We finally boarded around 3:10 pm and guess who was sitting next to me? For the next three hours, Miguel imbibed what smelled like rubbing alcohol, blabbed about his 10 wives, sang love songs, and invited me to his house 18 times. Here are a few of the English equivalents of my side of the conversation: "Yeah." "Whatever." "Why do you think I'm going to do that?" "Who talks like this?" "Why are you touching my arm?" "I'm not sad, you just talk too much. Go away." I became rather rude by the end of the 3 hours.

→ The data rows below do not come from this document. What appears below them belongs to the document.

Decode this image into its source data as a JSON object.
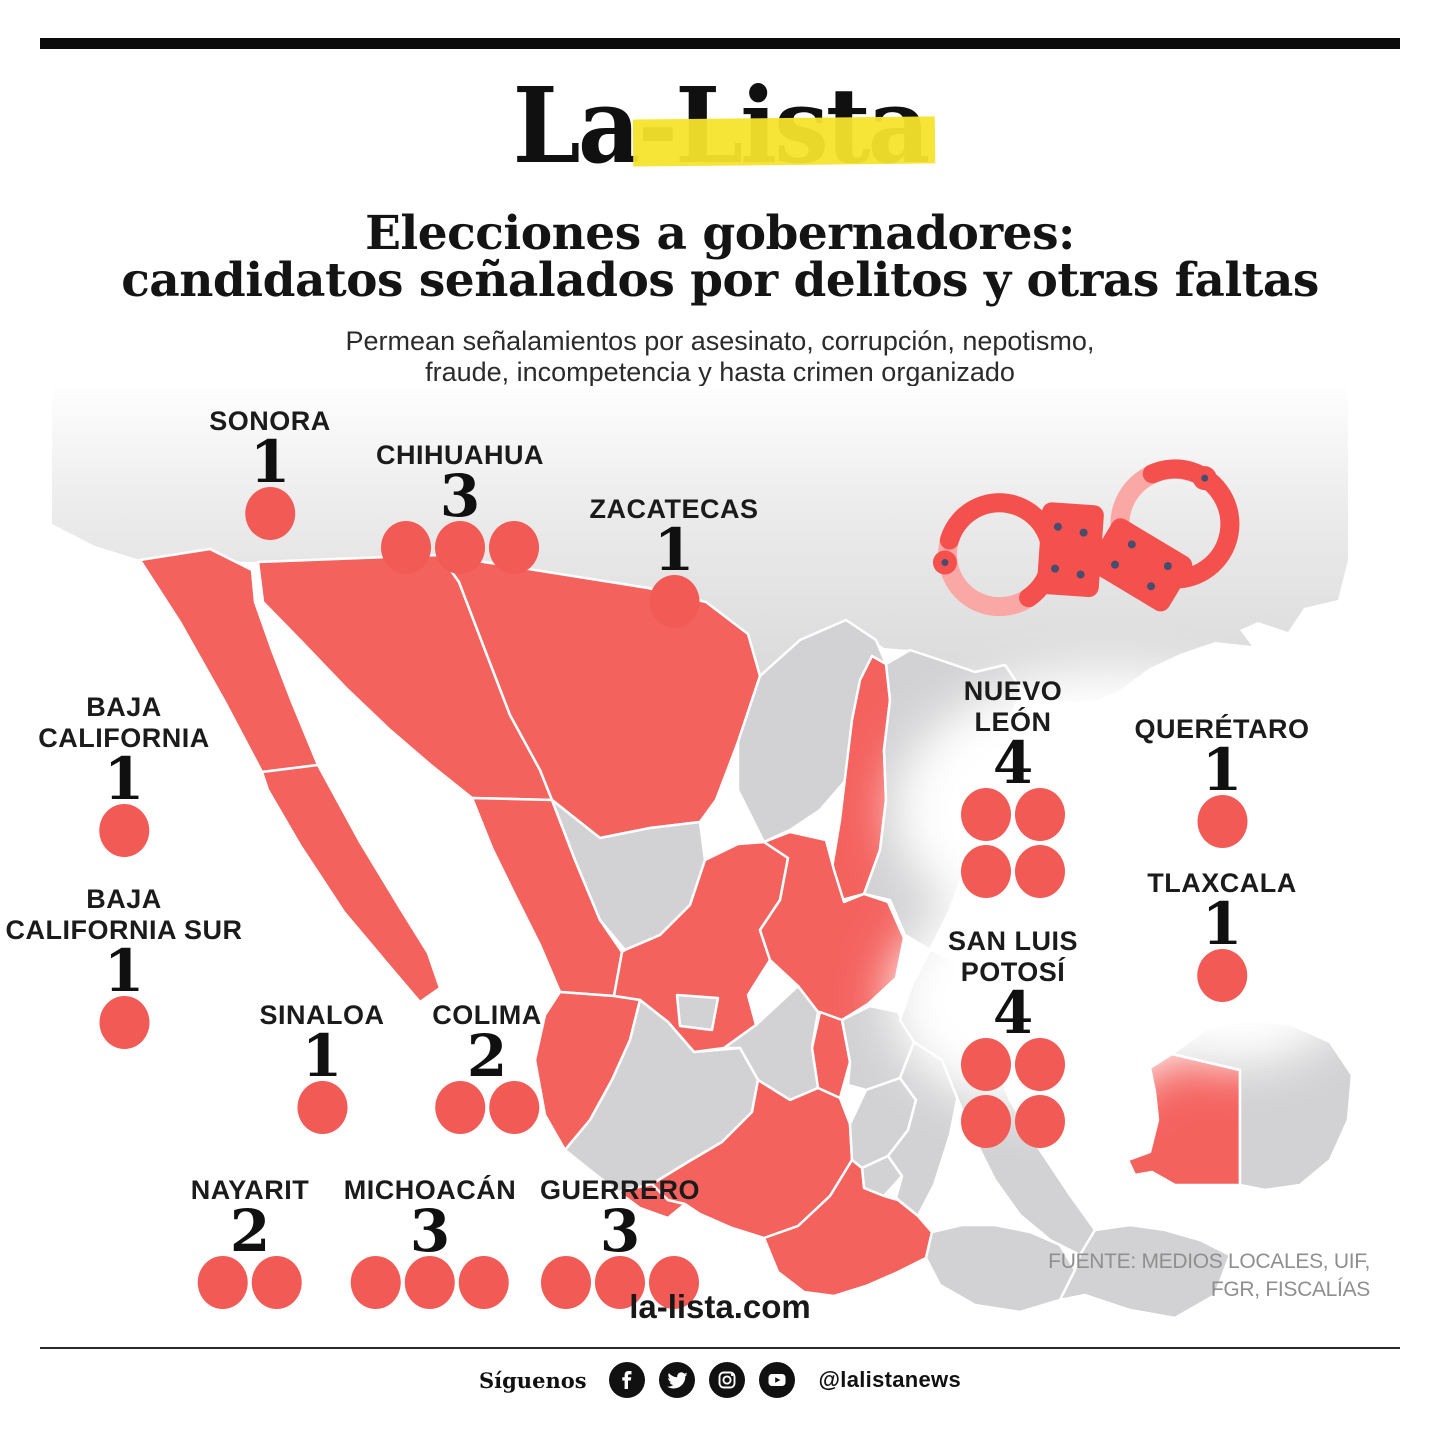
{
  "header": {
    "logo_text": "La-Lista",
    "logo_highlight_color": "#f6e32b",
    "top_bar_color": "#0b0b0b"
  },
  "title": {
    "line1": "Elecciones a gobernadores:",
    "line2": "candidatos señalados por delitos y otras faltas"
  },
  "subtitle": {
    "line1": "Permean señalamientos por asesinato, corrupción, nepotismo,",
    "line2": "fraude, incompetencia y hasta crimen organizado"
  },
  "colors": {
    "accent_red": "#f4625e",
    "dot_red": "#f25a55",
    "state_gray": "#d2d2d4",
    "usa_gray": "#dcdcdc",
    "highlight_yellow": "#f6e32b",
    "handcuff_red": "#f4504d",
    "handcuff_pink": "#f9a8a6",
    "rivet_navy": "#474d6e"
  },
  "states": {
    "sonora": {
      "line1": "SONORA",
      "line2": "",
      "count": 1,
      "per_row": 3
    },
    "chihuahua": {
      "line1": "CHIHUAHUA",
      "line2": "",
      "count": 3,
      "per_row": 3
    },
    "zacatecas": {
      "line1": "ZACATECAS",
      "line2": "",
      "count": 1,
      "per_row": 3
    },
    "baja_california": {
      "line1": "BAJA",
      "line2": "CALIFORNIA",
      "count": 1,
      "per_row": 3
    },
    "baja_california_sur": {
      "line1": "BAJA",
      "line2": "CALIFORNIA SUR",
      "count": 1,
      "per_row": 3
    },
    "sinaloa": {
      "line1": "SINALOA",
      "line2": "",
      "count": 1,
      "per_row": 3
    },
    "colima": {
      "line1": "COLIMA",
      "line2": "",
      "count": 2,
      "per_row": 3
    },
    "nayarit": {
      "line1": "NAYARIT",
      "line2": "",
      "count": 2,
      "per_row": 3
    },
    "michoacan": {
      "line1": "MICHOACÁN",
      "line2": "",
      "count": 3,
      "per_row": 3
    },
    "guerrero": {
      "line1": "GUERRERO",
      "line2": "",
      "count": 3,
      "per_row": 3
    },
    "nuevo_leon": {
      "line1": "NUEVO",
      "line2": "LEÓN",
      "count": 4,
      "per_row": 2
    },
    "queretaro": {
      "line1": "QUERÉTARO",
      "line2": "",
      "count": 1,
      "per_row": 3
    },
    "tlaxcala": {
      "line1": "TLAXCALA",
      "line2": "",
      "count": 1,
      "per_row": 3
    },
    "san_luis_potosi": {
      "line1": "SAN LUIS",
      "line2": "POTOSÍ",
      "count": 4,
      "per_row": 2
    }
  },
  "source": {
    "line1": "FUENTE: MEDIOS LOCALES, UIF,",
    "line2": "FGR, FISCALÍAS"
  },
  "website": "la-lista.com",
  "footer": {
    "follow_label": "Síguenos",
    "handle": "@lalistanews",
    "icons": [
      "facebook-icon",
      "twitter-icon",
      "instagram-icon",
      "youtube-icon"
    ]
  },
  "chart_data": {
    "type": "table",
    "map_subtype": "choropleth-mexico-states",
    "title": "Elecciones a gobernadores: candidatos señalados por delitos y otras faltas",
    "subtitle": "Permean señalamientos por asesinato, corrupción, nepotismo, fraude, incompetencia y hasta crimen organizado",
    "categories": [
      "Sonora",
      "Chihuahua",
      "Zacatecas",
      "Baja California",
      "Baja California Sur",
      "Sinaloa",
      "Colima",
      "Nayarit",
      "Michoacán",
      "Guerrero",
      "Nuevo León",
      "Querétaro",
      "Tlaxcala",
      "San Luis Potosí"
    ],
    "values": [
      1,
      3,
      1,
      1,
      1,
      1,
      2,
      2,
      3,
      3,
      4,
      1,
      1,
      4
    ],
    "highlighted_map_states": [
      "Baja California",
      "Baja California Sur",
      "Sonora",
      "Chihuahua",
      "Sinaloa",
      "Nayarit",
      "Zacatecas",
      "Nuevo León",
      "San Luis Potosí",
      "Querétaro",
      "Colima",
      "Michoacán",
      "Guerrero",
      "Tlaxcala",
      "Campeche"
    ],
    "legend_position": "none",
    "source": "FUENTE: MEDIOS LOCALES, UIF, FGR, FISCALÍAS"
  }
}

And I learned that the only thing scarier than driving down the WMDR at night
is driving in a fog (and co-habitating with giant arachnids). That's the driver you see over on the right. Notice how you can't really see anything out the window. Eventually, after 2 excruciating hours of blindly winding down a narrow, unpaved mountain road, the fog partially lifted and I caught a glimpse of purple mountains in the distance and big, green, leafy vegetation everywhere. Unfortunately, the view lasted about 20 minutes and it was nighttime. When I finally fell asleep around 2am (with the light on, hoping it would prevent other vermin of the night from emerging), I comforted myself with thoughts of the breathtaking view in the morning light.

After a restless sleep filled with coughs and sneezes (I've got a cold), I woke up in a fog. Literally. No view. Nothing. Just a lot of thick white fog that nestled itself into every possible crevice of the landscape and suffocated it. I walked to the center of town, keely aware of how out of place I
looked into this itty bitty pueblo and chose a German spot for breakfast. Facing the white sheet that had been pulled over the land, I enjoyed the first decent cup of coffee I've had in a month, and chatted with a couple from Denmark. But as a bizarre mix of Bob Marley, opera, Eric Clapton, bad 80s electronica and samba tunes swung through the air, shy Coroico slowly parted her cottony curtain to reveal a lush, emerald green vista. I oohed and aahed diligently, snapped photos, and still came to the conclusion that I would rather sleep in the spider-free comfort of Zona Sur in La Paz. I had just enough time to change my bus seat, walk around the center plaza, and chill out on the hostel's mountainside deck. Interestingly enough, I ran into yet another 70-something Bolivian man, who struck up a conversation with me during the uphill trek back to the hostel -- at least this one was nice. He'd worked on a merchant ship that brought goods back and forth from China, Japan, Hong Kong and Taiwan.

The ride back to La Paz was wonderfully uneventful, although I bet the other passengers were quietly laughing at the Asian tourist who kept opening the window to take pictures. I've posted below some of the better pictures of Coroico and the ride back. As picturesque as it all is, I was glad to finally make it back to the place I've called home for the past month. Plus, cutting the Coroico trip short meant that I would have one more opportunity to see the boys I had to say goodbye to on Friday. More on that tearful goodbye later. I return to the States tomorrow, hardly able to believe that I've been in Bolivia for a month.